Se l’avversario, invece, è abile a superare la schermatura verso il centro, e riesce a raggiungere il proprio playmaker, allora sarà la punta dell’Arsenal a raddoppiare al centro, innescando il

che chiama anche i due mediani ad accorciare, con la difesa che deve seguirli per non creare spazio tra i reparti. Purtroppo per Wenger, però, questo meccanismo non sempre funziona alla perfezione: la linea difensiva di Wenger non è abilissima in questo tipo di letture e spesso è troppo lenta a salire, lasciando libertà di ricevere alle spalle del centrocampo.

 

Nelle fasi di difesa posizionale all’interno della loro metà campo, il 4-2-3-1 scivola naturalmente in un 4-4-2 ipoteticamente stretto, volto alla protezione del centro, che rinuncia quasi totalmente alla copertura dell’ampiezza. L’atteggiamento è quello della difesa a zona pura: la linea arretrata è chiamata a muoversi in totale sincronia ed eseguire diagonali quando il terzino esce in aggressione sul portatore.

 

In questi frangenti, spesso, viene a mancare l’intesa tra i reparti non: per una squadra sufficientemente organizzata nella ricerca della superiorità posizionale, trovare la ricezione alle spalle del centrocampo è abbastanza semplice. In questo senso, per il Milan sarà prezioso l’apporto di Suso e Calhanoglu, abituati naturalmente a muoversi per tracce interne.

 

Anche nel gestire le transizioni l’Arsenal è una squadra tutto sommato elementare. Quella offensiva viene affrontata con la ricerca, quando possibile, della verticalizzazione immediata verso uno dei riferimenti avanzati.

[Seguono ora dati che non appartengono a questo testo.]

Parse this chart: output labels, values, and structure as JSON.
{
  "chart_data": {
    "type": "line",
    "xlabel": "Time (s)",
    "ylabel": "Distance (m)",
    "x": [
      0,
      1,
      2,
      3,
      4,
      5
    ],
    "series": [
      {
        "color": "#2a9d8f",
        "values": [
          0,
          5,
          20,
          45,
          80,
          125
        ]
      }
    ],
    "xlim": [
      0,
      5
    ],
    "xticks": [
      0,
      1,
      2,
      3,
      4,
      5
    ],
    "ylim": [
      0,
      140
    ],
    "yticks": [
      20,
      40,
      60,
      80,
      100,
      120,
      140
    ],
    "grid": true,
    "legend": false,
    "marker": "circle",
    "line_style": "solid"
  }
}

Le punte partecipano attivamente in fase di non possesso solo fino alla linea di metà campo; per il resto cercano di smarcarsi preventivamente verso la profondità, al fine di non fare accorciare troppo l’avversario.

 

In fase di transizione difensiva, invece, l’Arsenal cerca moderatamente di riconquistare il possesso riaggredendo: siamo ben lontani dai livelli dei maestri del gegenpressing, ma sembra essere la soluzione più naturale per una squadra che accompagna l’offensiva con diversi uomini in zona palla, tra l’altro non particolarmente dotati a livello individuale di una prorompente capacità di riconquista.

 

Tirando le somme, l’Arsenal che affronterà il Milan non sembra un avversario che una squadra ordinata, con carisma appena sufficiente, non possa superare. Anzi, alcune caratteristiche della squadra di Wenger (la tendenza a lasciare spazio tra le linee; quella a sbilanciarsi) sembrano sposarsi bene con il gioco del Milan. Certo, la partita dovrà essere preparata bene e le prestazioni individuali dovranno essere all’altezza del palcoscenico europeo e dell’intensità del calcio inglese. Per sua fortuna, se ci sono due cose di cui Gattuso non difetta, sono proprio l’intensità e la concentrazione.